Hey! It’s a wonderful kind of day! Beloved PBS show Arthur, kicked off its 22nd season (yes the show is still on the air!) with a wedding! What starts as an average day for the kids in Mr. Ratburn’s third grade class ends in excitement and anticipation upon learning that their teacher is getting married!
The episode, titled “Mr. Ratburn and the Special Someone,” opens with the teacher getting ready to hand out one of his notorious pop-quizzes when he is interrupted by a cell phone call from someone named Patty. The kids look on as a flustered Mr. Ratburn discusses various flower arrangements. After some prodding, they get their bashful teacher to admit he’s getting hitched, an admission that results in a collective gasp from everyone, because don’t teachers live at school?
Once the shock from discovering that their teacher has a life outside of school wears off, speculation on the bride’s identity compels Arthur, Buster, Francine and Muffy to spy on Mr. Ratburn. They see him at a restaurant talking wedding details with Patty, the woman they believe to be his bride. Her tough, no nonsense demeanor (expertly voiced by Jane Lynch!) prompts them to attempt stop the wedding and set him up via love poems with the librarian, Ms. Turner. Their bad poetry proves ineffective.
The big day arrives and the whole class is invited to attend the festivities, where they’re relieved to discover that Patty is actually Mr. Ratburn’s older sister who’s officiating the wedding and not his fiance. But the kids are still left wondering “who is Mr. Ratburn marrying?” Just then, we see Mr. Ratburn walking down the aisle arm-in-arm with his almost-husband, Patrick.

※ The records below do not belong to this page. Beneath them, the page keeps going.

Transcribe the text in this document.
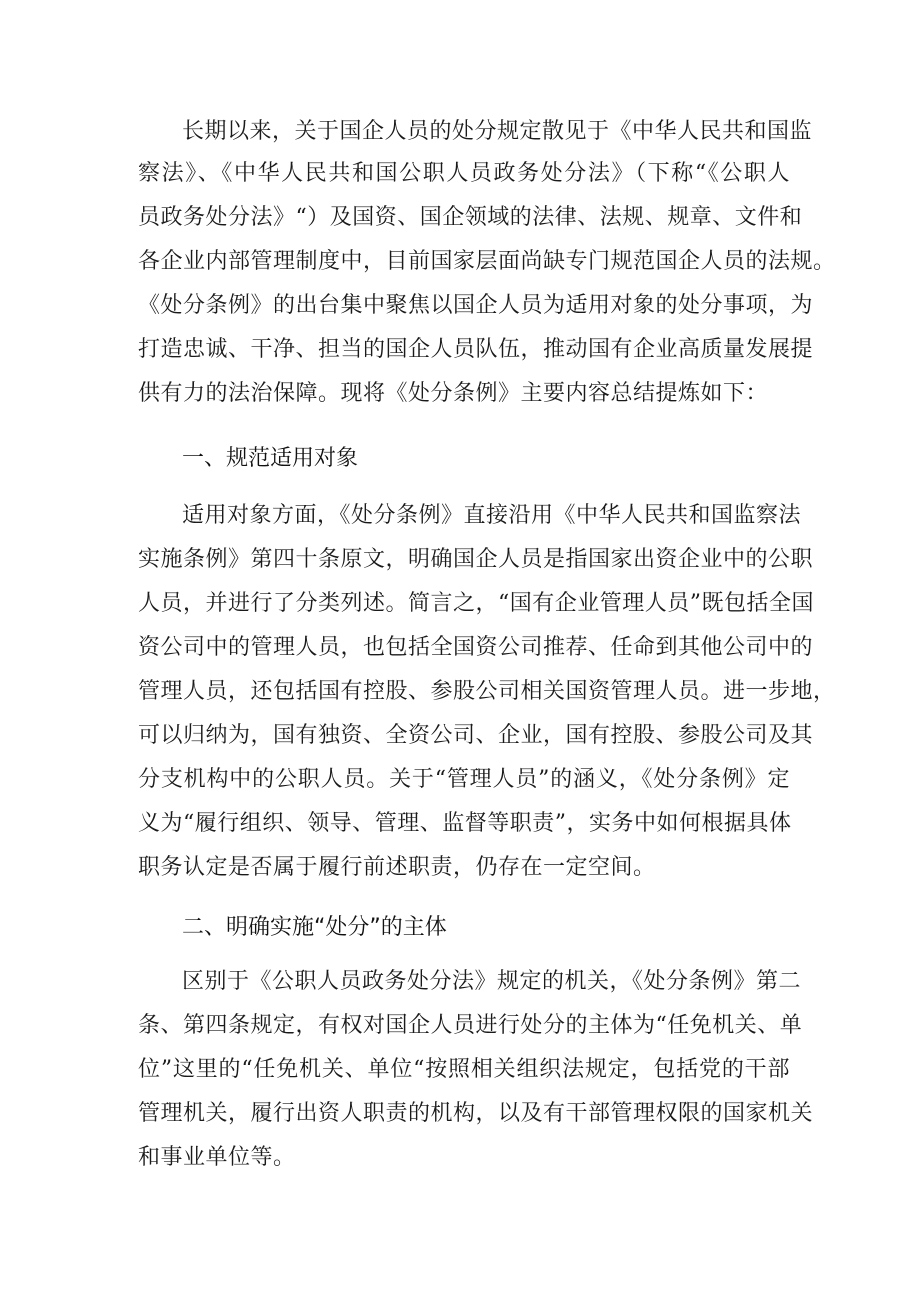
长期以来，关于国企人员的处分规定散见于《中华人民共和国监
察法》、《中华人民共和国公职人员政务处分法》（下称“《公职人
员政务处分法》“）及国资、国企领域的法律、法规、规章、文件和
各企业内部管理制度中，目前国家层面尚缺专门规范国企人员的法规。
《处分条例》的出台集中聚焦以国企人员为适用对象的处分事项，为
打造忠诚、干净、担当的国企人员队伍，推动国有企业高质量发展提
供有力的法治保障。现将《处分条例》主要内容总结提炼如下：
一、规范适用对象
适用对象方面，《处分条例》直接沿用《中华人民共和国监察法
实施条例》第四十条原文，明确国企人员是指国家出资企业中的公职
人员，并进行了分类列述。简言之，“国有企业管理人员”既包括全国
资公司中的管理人员，也包括全国资公司推荐、任命到其他公司中的
管理人员，还包括国有控股、参股公司相关国资管理人员。进一步地，
可以归纳为，国有独资、全资公司、企业，国有控股、参股公司及其
分支机构中的公职人员。关于“管理人员”的涵义，《处分条例》定
义为“履行组织、领导、管理、监督等职责”，实务中如何根据具体
职务认定是否属于履行前述职责，仍存在一定空间。
二、明确实施“处分”的主体
区别于《公职人员政务处分法》规定的机关，《处分条例》第二
条、第四条规定，有权对国企人员进行处分的主体为“任免机关、单
位”这里的“任免机关、单位“按照相关组织法规定，包括党的干部
管理机关，履行出资人职责的机构，以及有干部管理权限的国家机关
和事业单位等。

Everyone is smiling and happy. The kids are thrilled for their teacher albeit a bit embarassed by his dance moves. The scene not only conveys acceptance and tolerance, but also normalcy. The gender of their teacher’s significant other is not a big deal for the kids and neither should it be for the viewer.
When LGBTQ characters and storylines are represented in children’s television programming, kids can build a frame of reference and relatability. Pride.com reports that seeing characters “live and not be defined by their sexual or gender identity but instead face whatever problems a 30- to 60 minute episode can handle can potentially dismantle stereotypes and give viewers a different perspective on the lives of others.” Furthermore a child, who might identify as LGBTQ or has parents who do, will benefit from content that reflects their life.